How would it be stolen, though? What specifically would you see as the problem with fingerprints?
Well, we leave them everywhere, which is really good for law enforcement because they know where to find us at all times, but that means that anyone could pick them up. The point is you can see the progression. Fingerprint databases will proliferate all over and that will create problems. Someone could access the database and replicate your fingerprint and make a card, which wouldn't really be their card, it'd be yours.
So this leaves more and more bits of data about all of us out there on the Internet, including email?
Yes, and you can tell a lot about a person that way, you can even impersonate them. That's another thing I expect to see over the next five years. Thieves will do a little research on you, impersonate you and maybe send an email to someone you know to elicit funds because now they have more information about you.
Medical privacy is a sensitive area, too.

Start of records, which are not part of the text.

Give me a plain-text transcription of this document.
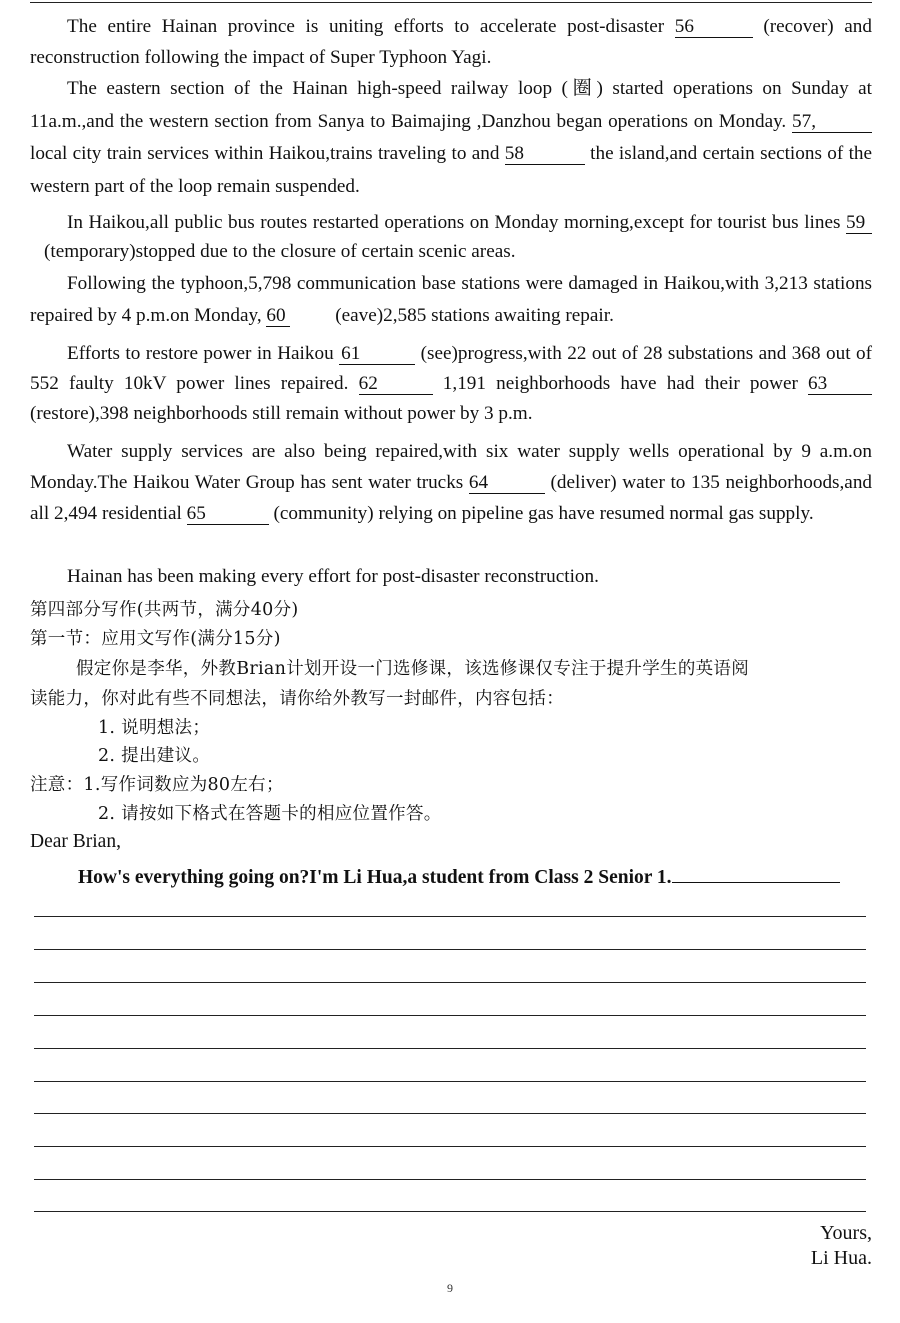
The entire Hainan province is uniting efforts to accelerate post-disaster 56	(recover) and reconstruction following the impact of Super Typhoon Yagi.
The eastern section of the Hainan high-speed railway loop (圈) started operations on Sunday at 11a.m.,and the western section from Sanya to Baimajing ,Danzhou began operations on Monday. 57,local city train services within Haikou,trains traveling to and 58	the island,and certain sections of the western part of the loop remain suspended.
In Haikou,all public bus routes restarted operations on Monday morning,except for tourist bus lines 59 (temporary)stopped due to the closure of certain scenic areas.
Following the typhoon,5,798 communication base stations were damaged in Haikou,with 3,213 stations repaired by 4 p.m.on Monday, 60	(eave)2,585 stations awaiting repair.
Efforts to restore power in Haikou 61	(see)progress,with 22 out of 28 substations and 368 out of 552 faulty 10kV power lines repaired. 62	1,191 neighborhoods have had their power 63 (restore),398 neighborhoods still remain without power by 3 p.m.
Water supply services are also being repaired,with six water supply wells operational by 9 a.m.on Monday.The Haikou Water Group has sent water trucks 64	(deliver) water to 135 neighborhoods,and all 2,494 residential 65	(community) relying on pipeline gas have resumed normal gas supply.
Hainan has been making every effort for post-disaster reconstruction.
第四部分写作(共两节，满分40分)
第一节：应用文写作(满分15分)
假定你是李华，外教Brian计划开设一门选修课，该选修课仅专注于提升学生的英语阅
读能力，你对此有些不同想法，请你给外教写一封邮件，内容包括：
1. 说明想法；
2. 提出建议。
注意：1.写作词数应为80左右；
2. 请按如下格式在答题卡的相应位置作答。
Dear Brian,
How's everything going on?I'm Li Hua,a student from Class 2 Senior 1.
Yours,
Li Hua.
9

The big vulnerabilities there come from the insurance companies and employers, people who ultimately pay the medical bills. Those parties have an interest in knowing what you have been diagnosed with and making decisions that impact your employment or income. There was an article written about a banker in Maryland who used to cross a cancer registry with people who had loans and mortgages with his bank, and would then call in those loans. Now the story was retracted, because it was being debated whether it was true or not. But the person who was responsible for the story showed me lots of documentation that showed it was true. But the point I am making is that true or false, it is certainly easy to do. And you can see the financial incentives. So the problem with Scott McNealy's approach, the trusted agent approach, is that to the extent that they are the only party to see the data, maybe society can trust them. But the truth is ¿ you aren't the only party [who can get your hands on the information], and what you are advocating is not just for you but a lot of parties that you simply can't be accountable for.
DNA data is becomng more widely available now. If you only have the DNA of a person and nothing else, could you find out who that person is?
In one project, we chose to look at patients with Huntington's disease, because it's easy to spot in the DNA. One part of the DNA will repeat, and that's normal, but if you have Huntington's it repeats a huge amount of times. Also the longer the repeat, the earlier the age of onset of the disease. So we could make a prediction about the person's age at the time they were diagnosed with it. These were all Huntington's patients in the state of Illinois. We then used hospital discharge information that was publicly available and looked for diagnoses of [discharged] Huntington's patients and began to match them to the DNA to identify those people. We successfully matched 20 out of 22 people. That was shocking.
Are we postponing the privacy problem, or are we confronting it?
A lot of the surveillance can be done with privacy protections. But under the current administration, those in Homeland Security call it the 'P word'. Their statement is that as long as you don't say the P word you don't have a P problem, whether you do or you don't. So the FBI gets slapped in the wrist for gathering all of this additional data, but a lot of that could have been anonymized. But right now, there is no funding or interest in using these technologies at all.